In questa capacità risiede la bravura dell’autore che però… Qui faccio una piccola critica, in un paio di passaggi si è un po’ sostituito alla sua coscienza per “infiocchettare” qualche passaggio. Poco male lo avremmo fatto tutti credo, io per primo.
Complimenti incondizionati.
ggianluiigi ha detto:
Scusami, più che di “coscienza” , (mi aveva catturato l’immagine del “flusso”) a rigore avrei dovuto parlare invece di “preconscio”. Spero si capisca ugualmente ciò che volevo dire, anche se la differenza non è certo di poco conto.

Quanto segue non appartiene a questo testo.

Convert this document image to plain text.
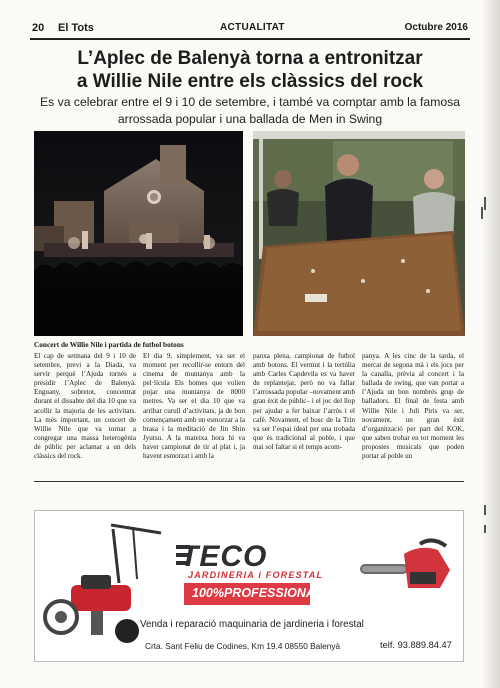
20 El Tots	ACTUALITAT	Octubre 2016
L’Aplec de Balenyà torna a entronitzar
a Willie Nile entre els clàssics del rock
Es va celebrar entre el 9 i 10 de setembre, i també va comptar amb la famosa
arrossada popular i una ballada de Men in Swing
Concert de Willie Nile i partida de futbol botons

El cap de setmana del 9 i 10 de setembre, previ a la Diada, va servir perquè l’Ajuda tornés a presidir l’Aplec de Balenyà. Enguany, sobretot, concentrat durant el dissabte del dia 10 que va acollir la majoria de les activitats. La més important, un concert de Willie Nile que va tornar a congregar una massa heterogènia de públic per aclamar a un dels clàssics del rock.

El dia 9, simplement, va ser el moment per recollir-se entorn del cinema de muntanya amb la pel·lícula Els homes que volien pujar una muntanya de 8000 metres. Va ser el dia 10 que va arribar curull d’activitats, ja de bon començament amb un esmorzar a la brasa i la meditació de Jin Shin Jyutsu. A la mateixa hora hi va haver campionat de tir al plat i, ja havent esmorzat i amb la

panxa plena, campionat de futbol amb botons. El vermut i la tertúlia amb Carles Capdevila es va haver de replantejar, però no va fallar l’arrossada popular –novament amb gran èxit de públic– i el joc del llop per ajudar a fer baixar l’arròs i el cafè. Novament, el bosc de la Trin va ser l’espai ideal per una trobada que és tradicional al poble, i que mai sol faltar si el temps acom-

panya. A les cinc de la tarda, el mercat de segona mà i els jocs per la canalla, prèvia al concert i la ballada de swing, que van portar a l’Ajuda un bon nombrés grup de balladors. El final de festa amb Willie Nile i Juli Piris va ser, novament, un gran èxit d’organització per part del KOK, que saben trobar en tot moment les propostes musicals que poden portar al poble un

TECO
JARDINERIA i FORESTAL
100%PROFESSIONAL
Venda i reparació maquinaria de jardineria i forestal
Crta. Sant Feliu de Codines, Km 19.4 08550 Balenyà	telf. 93.889.84.47
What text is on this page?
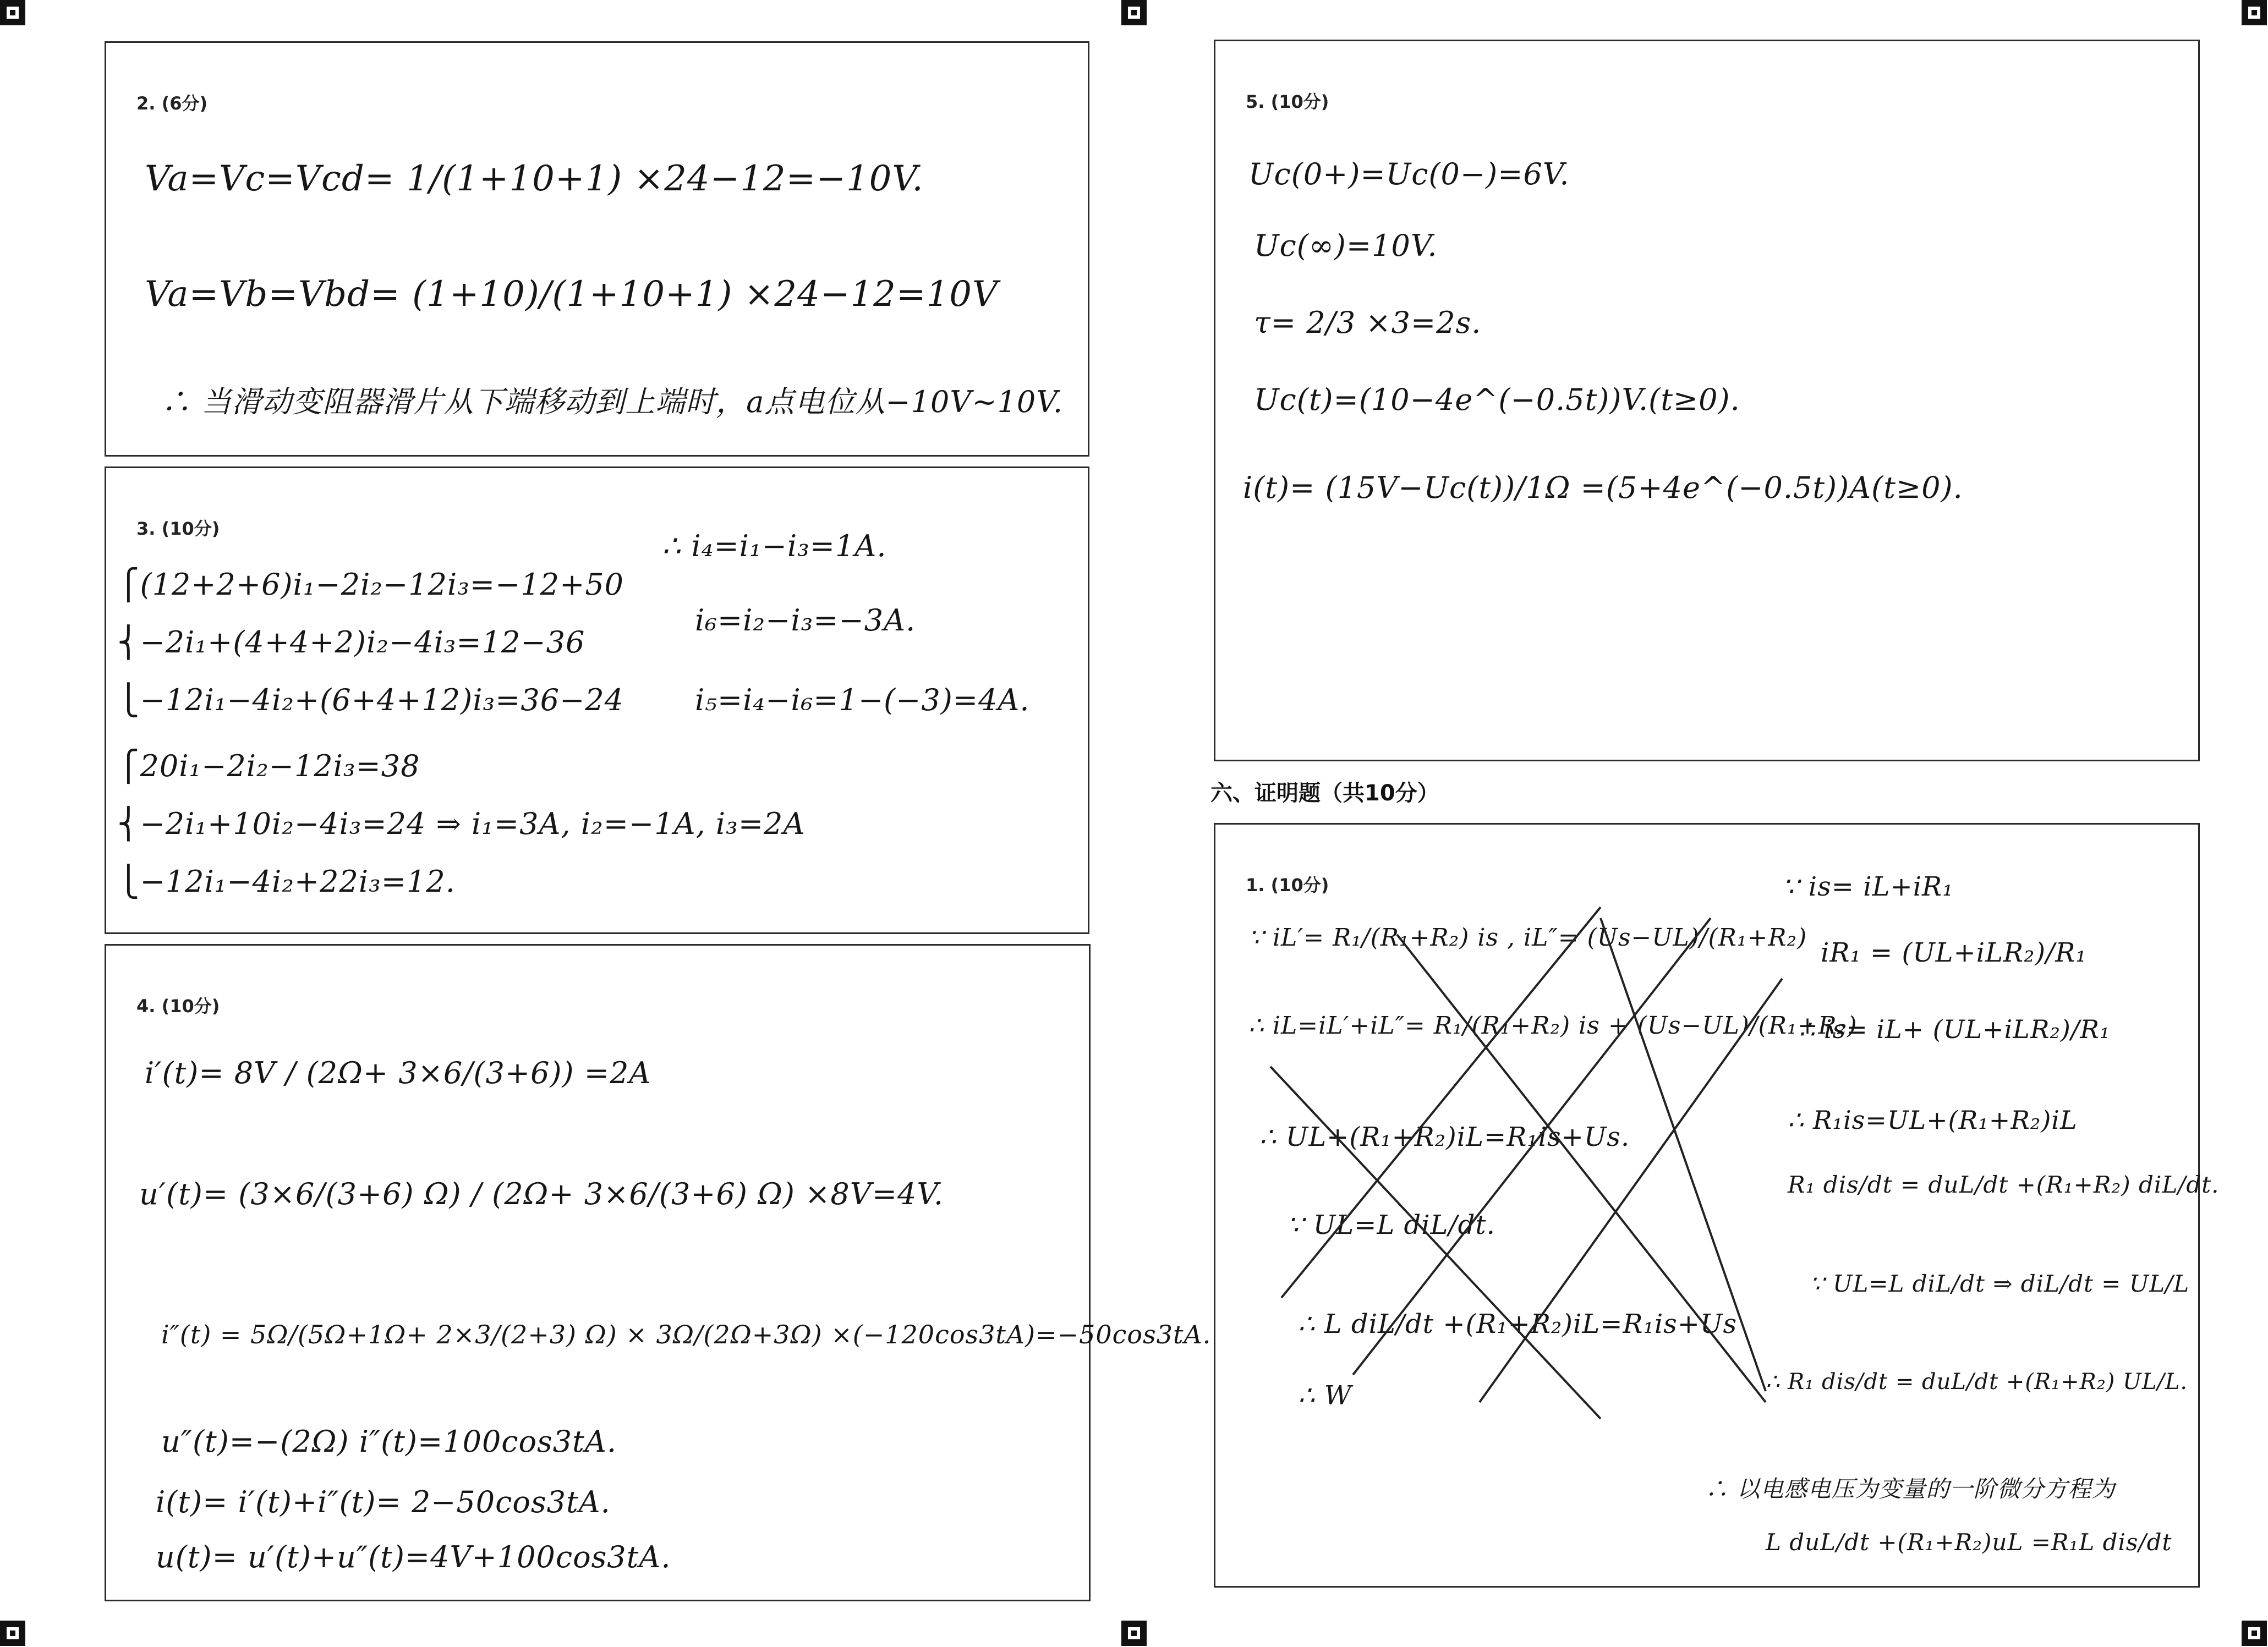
2. (6分)
Va=Vc=Vcd= 1/(1+10+1) ×24−12=−10V.
Va=Vb=Vbd= (1+10)/(1+10+1) ×24−12=10V
∴ 当滑动变阻器滑片从下端移动到上端时，a点电位从−10V~10V.
3. (10分)
⎧(12+2+6)i₁−2i₂−12i₃=−12+50
⎨−2i₁+(4+4+2)i₂−4i₃=12−36
⎩−12i₁−4i₂+(6+4+12)i₃=36−24
⎧20i₁−2i₂−12i₃=38
⎨−2i₁+10i₂−4i₃=24 ⇒ i₁=3A, i₂=−1A, i₃=2A
⎩−12i₁−4i₂+22i₃=12.
∴ i₄=i₁−i₃=1A.
i₆=i₂−i₃=−3A.
i₅=i₄−i₆=1−(−3)=4A.
4. (10分)
i′(t)= 8V / (2Ω+ 3×6/(3+6)) =2A
u′(t)= (3×6/(3+6) Ω) / (2Ω+ 3×6/(3+6) Ω) ×8V=4V.
i″(t) = 5Ω/(5Ω+1Ω+ 2×3/(2+3) Ω) × 3Ω/(2Ω+3Ω) ×(−120cos3tA)=−50cos3tA.
u″(t)=−(2Ω) i″(t)=100cos3tA.
i(t)= i′(t)+i″(t)= 2−50cos3tA.
u(t)= u′(t)+u″(t)=4V+100cos3tA.
5. (10分)
Uc(0+)=Uc(0−)=6V.
Uc(∞)=10V.
τ= 2/3 ×3=2s.
Uc(t)=(10−4e^(−0.5t))V.(t≥0).
i(t)= (15V−Uc(t))/1Ω =(5+4e^(−0.5t))A(t≥0).
六、证明题（共10分）
1. (10分)
∵ iL′= R₁/(R₁+R₂) is , iL″= (Us−UL)/(R₁+R₂)
∴ iL=iL′+iL″= R₁/(R₁+R₂) is + (Us−UL)/(R₁+R₂)
∴ UL+(R₁+R₂)iL=R₁is+Us.
∵ UL=L diL/dt.
∴ L diL/dt +(R₁+R₂)iL=R₁is+Us
∴ W
∵ is= iL+iR₁
iR₁ = (UL+iLR₂)/R₁
∴ is= iL+ (UL+iLR₂)/R₁
∴ R₁is=UL+(R₁+R₂)iL
R₁ dis/dt = duL/dt +(R₁+R₂) diL/dt.
∵ UL=L diL/dt ⇒ diL/dt = UL/L
∴ R₁ dis/dt = duL/dt +(R₁+R₂) UL/L.
∴ 以电感电压为变量的一阶微分方程为
L duL/dt +(R₁+R₂)uL =R₁L dis/dt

mirimettoingioco ha detto:
Grazie, Gianluigi, il tuo commento accurato mi lascia senza parole, anche nel senso che mi da occasione di pensare.
non so da dove cominciare a rispondere, perché partendo da un contenuto e da una modalità di scrittura, l’argomento si sta ampliando estendendosi a qualsiasi produzione scritta e coinvolgendo ambiti di cui purtroppo ignoro tutto, ma che mi incuriosiscono non poco (so solamente che Freud esiste 🙂 e pochissimo altro)
prendilo dunque come un chiacchericcio domenicale da incompetente, davanti a un aperitivo, immagino che ci siano delle differenze tra un flusso di coscienza scritto per essere fatto leggere ad un pubblico come in questo caso o nei suoi più ‘illustrissimi’ predecessori e una annotazione puntuale di tutti i pensieri e le emozioni che arrivano continuamente alla nostra coscienza; questi ultimi, arriveranno già filtrati alla coscienza, perché non tutto passa, ma l’individuo può, in questo caso, diventare o limitarsi ad essere un meccanico redattore di quello che ha percepito.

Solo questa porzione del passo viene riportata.